President George W. Bush’s call for a new peace conference for Israel, Palestine, and neighboring states that back a two-state solution is a welcome, if very tardy, development. But efforts to re-start the peace process now confront a stark new reality: two mutually hostile Palestinian entities in Hamas-ruled Gaza and the Fatah-led West Bank must now be factored into the process.
The Hamas/Fatah face-off marks a dramatic shift in Palestinian politics, whose top priorities until now has been an end to the Israeli occupation and the establishment of an independent state. It also tremendously complicates peace negotiations, which both the Palestinians and the “Quartet” (the United States, the European Union, the United Nations, and Russia) had premised on maintaining the Gaza Strip and the West Bank as a single territorial unit.
Ironically, these territories were reunited by Israel’s victory in the 1967 war, after 19 years of separation. Previously, Egypt had ruled in Gaza, while Jordan annexed the West Bank. Under Israel’s occupation, and then with the establishment of the Palestinian Authority (PA) in 1994, the territories remained separated geographically, but not politically. The Hamas takeover in Gaza has – at least for now – ended that political unification.

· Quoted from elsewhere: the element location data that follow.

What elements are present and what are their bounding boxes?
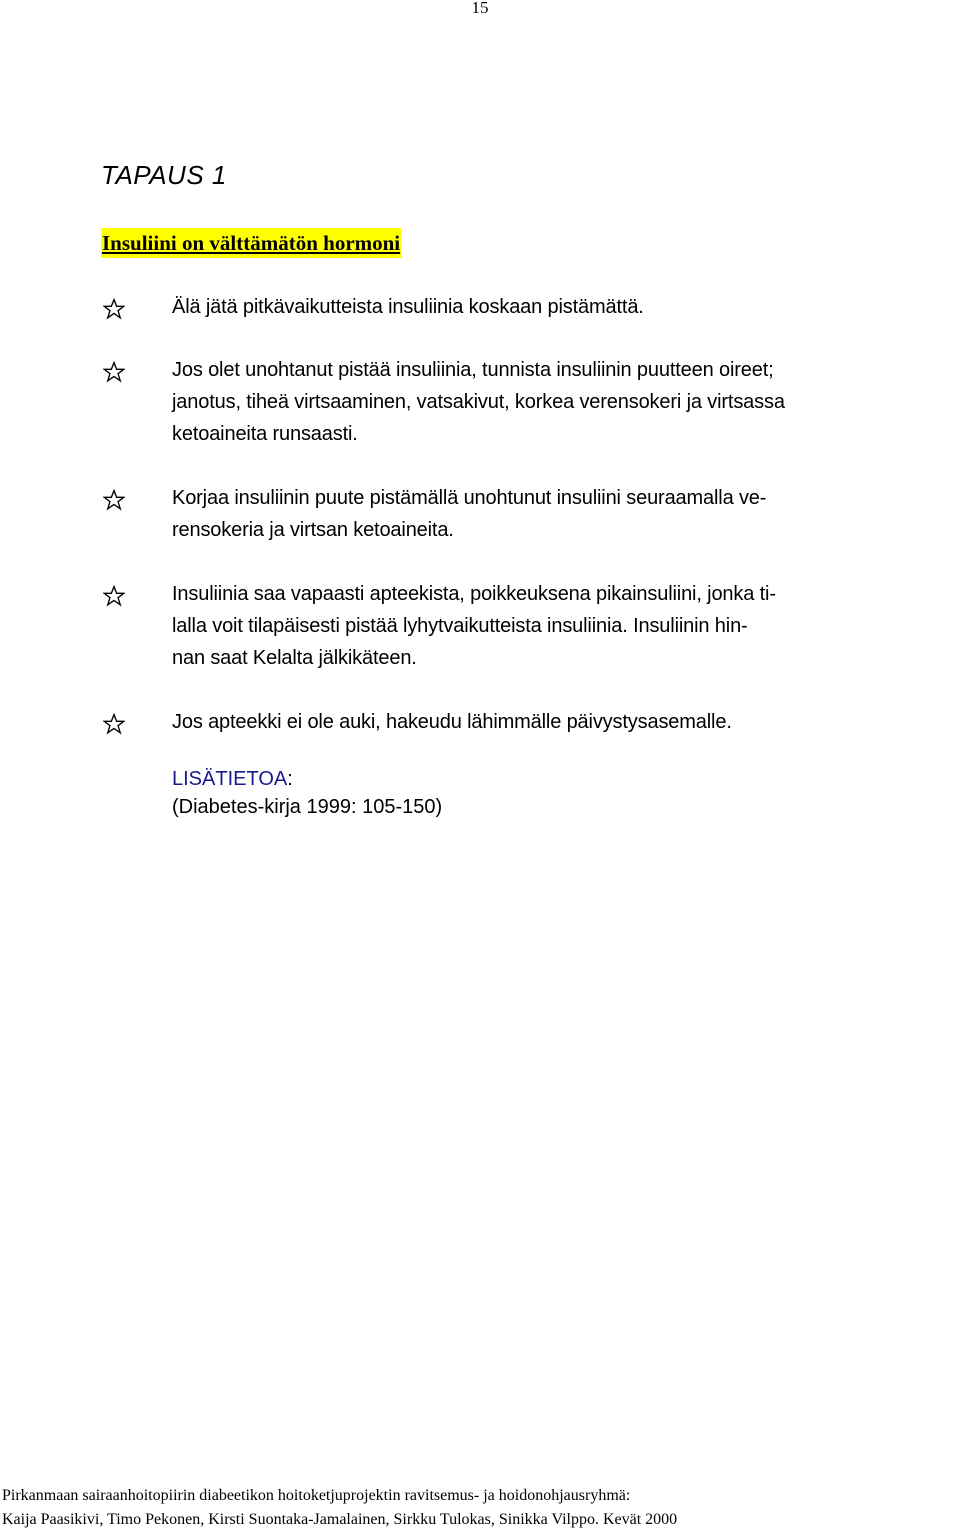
bullet-text: Älä jätä pitkävaikutteista insuliinia koskaan pistämättä.	[172, 296, 644, 318]
star-outline-icon	[103, 585, 125, 607]
star-outline-icon	[103, 298, 125, 320]
star-outline-icon	[103, 489, 125, 511]
footer	[2, 1484, 958, 1532]
section-heading: Insuliini on välttämätön hormoni	[101, 228, 401, 258]
bullet-text: Jos olet unohtanut pistää insuliinia, tunnista insuliinin puutteen oireet; janotus, tiheä virtsaaminen, vatsakivut, korkea verensokeri ja virtsassa ketoaineita runsaasti.	[172, 359, 785, 445]
footer-line-1: Pirkanmaan sairaanhoitopiirin diabeetikon hoitoketjuprojektin ravitsemus- ja hoidonohjausryhmä:	[2, 1487, 631, 1504]
more-info-colon: :	[287, 768, 293, 790]
star-outline-icon	[103, 713, 125, 735]
footer-line-2: Kaija Paasikivi, Timo Pekonen, Kirsti Suontaka-Jamalainen, Sirkku Tulokas, Sinikka Vilppo. Kevät 2000	[2, 1511, 678, 1528]
case-title: TAPAUS 1	[101, 160, 227, 190]
more-info-label	[172, 768, 293, 791]
bullet-text: Jos apteekki ei ole auki, hakeudu lähimmälle päivystysasemalle.	[172, 711, 732, 733]
bullet-list	[0, 0, 960, 760]
star-outline-icon	[103, 361, 125, 383]
page-number: 15	[471, 0, 489, 17]
more-info-label-text: LISÄTIETOA	[172, 768, 288, 790]
bullet-text: Insuliinia saa vapaasti apteekista, poikkeuksena pikainsuliini, jonka ti- lalla voit tilapäisesti pistää lyhytvaikutteista insuliinia. Insuliinin hin- nan saat Kelalta jälkikäteen.	[172, 583, 776, 669]
bullet-text: Korjaa insuliinin puute pistämällä unohtunut insuliini seuraamalla ve- rensokeria ja virtsan ketoaineita.	[172, 487, 767, 541]
more-info-reference: (Diabetes-kirja 1999: 105-150)	[172, 796, 443, 818]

Palestinian President Mahmoud Abbas has now set his conditions for dialogue. Hamas must withdraw its armed men from all security headquarters they occupied, return power to the legitimate authority, and apologize to the Palestinian people. Although internal division harms Palestinians’ national interest, it is unlikely amid mutual accusations and incitements that dialogue between Fatah and Hamas will be conducted soon.